Amy smiled, but didn’t laugh. “I didn’t ask,” she said. “And I wouldn’t judge if you had. But I do need to talk to you about something.”
Kate glanced at her watch. If she went to sleep now, she’d still get six hours. That sounded heavenly. “Can it wait until morning?”
Amy shook her head. “No. It can’t, actually.”
Something in Amy’s tone, in the tenseness of her expression, made the skin prickle on Kate’s arms. This was more than a conversation about Chase Whitfield’s latest request. More than a briefing about drama between the test couples or a suggestion from Viv about the direction of the show.

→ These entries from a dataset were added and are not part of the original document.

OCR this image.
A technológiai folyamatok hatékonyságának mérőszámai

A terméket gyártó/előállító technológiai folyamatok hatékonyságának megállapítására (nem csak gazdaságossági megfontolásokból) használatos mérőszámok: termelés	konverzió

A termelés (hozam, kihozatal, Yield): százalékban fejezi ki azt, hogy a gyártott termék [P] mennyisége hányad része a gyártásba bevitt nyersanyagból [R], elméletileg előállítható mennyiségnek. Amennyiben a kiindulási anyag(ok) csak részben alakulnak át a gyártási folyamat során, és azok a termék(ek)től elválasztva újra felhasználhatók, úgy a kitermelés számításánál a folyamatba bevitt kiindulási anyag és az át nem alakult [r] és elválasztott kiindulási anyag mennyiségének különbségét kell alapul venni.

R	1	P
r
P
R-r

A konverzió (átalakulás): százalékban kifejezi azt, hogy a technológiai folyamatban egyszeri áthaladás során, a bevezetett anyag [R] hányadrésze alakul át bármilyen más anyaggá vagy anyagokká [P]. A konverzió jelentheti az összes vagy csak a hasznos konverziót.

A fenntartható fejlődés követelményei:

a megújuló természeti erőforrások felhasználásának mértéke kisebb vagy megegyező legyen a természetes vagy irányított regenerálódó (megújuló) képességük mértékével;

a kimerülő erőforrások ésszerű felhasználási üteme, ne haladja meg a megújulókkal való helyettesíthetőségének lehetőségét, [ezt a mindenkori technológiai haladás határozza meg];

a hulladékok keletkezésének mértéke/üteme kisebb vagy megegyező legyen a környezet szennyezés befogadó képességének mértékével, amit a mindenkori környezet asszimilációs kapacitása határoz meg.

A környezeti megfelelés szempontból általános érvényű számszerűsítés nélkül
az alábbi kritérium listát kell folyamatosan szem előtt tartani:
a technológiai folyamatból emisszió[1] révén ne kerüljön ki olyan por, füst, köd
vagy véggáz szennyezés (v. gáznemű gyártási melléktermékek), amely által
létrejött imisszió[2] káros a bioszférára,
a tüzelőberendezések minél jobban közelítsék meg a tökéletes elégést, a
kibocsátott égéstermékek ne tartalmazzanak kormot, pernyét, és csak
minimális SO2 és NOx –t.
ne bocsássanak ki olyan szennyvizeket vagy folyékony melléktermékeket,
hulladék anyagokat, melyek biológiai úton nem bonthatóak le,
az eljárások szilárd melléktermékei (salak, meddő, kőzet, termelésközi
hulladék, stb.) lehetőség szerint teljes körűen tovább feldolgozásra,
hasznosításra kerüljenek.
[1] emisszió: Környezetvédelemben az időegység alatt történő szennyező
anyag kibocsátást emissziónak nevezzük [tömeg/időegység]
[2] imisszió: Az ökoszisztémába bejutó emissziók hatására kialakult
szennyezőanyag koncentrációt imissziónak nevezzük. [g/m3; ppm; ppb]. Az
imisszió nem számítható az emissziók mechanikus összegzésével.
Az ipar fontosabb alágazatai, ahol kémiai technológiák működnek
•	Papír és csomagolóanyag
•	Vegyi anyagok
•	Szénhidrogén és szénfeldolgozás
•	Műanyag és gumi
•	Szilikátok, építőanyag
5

Kate slipped the key card into the front pouch on her purse and turned to face Amy. Hopefully they could keep their voices down and get this over with quickly. “Okay, but let’s make it fast,” she said. “What’s up?”
Amy shook her head. “Not out here. This isn’t a conversation for the hallway. Let me grab my laptop and I’ll meet you in your room in two minutes.”
Kate sighed and tried not to be irritated. Building drama was part of Amy’s job. She couldn’t blame her for not flipping the switch after hours.
But she also knew whatever this was could wait. “Amy, I’m tired and I have to pee. Can you just spit it out now so we can?—”
“He’s married,” Amy said. “Jonah’s married.”
Kate’s blood went cold. She’d heard that expression before, but this time she was sure she felt flecks of ice pricking her veins from inside.
She grabbed hold of the door handle, unsure whether it was for balance or an urge to get away.
To duck into her room, burrow under her covers, and pretend she hadn’t heard those words.
He’s married.
Jonah’s married.
Amy watched, her expression wary. “Kate?”
She nodded, even though there’d been no question asked. But she knew Amy was right about one thing. This wasn’t a conversation for the hallway.
“Come on,” she said, fumbling for her key card again. “Come inside and tell me everything.”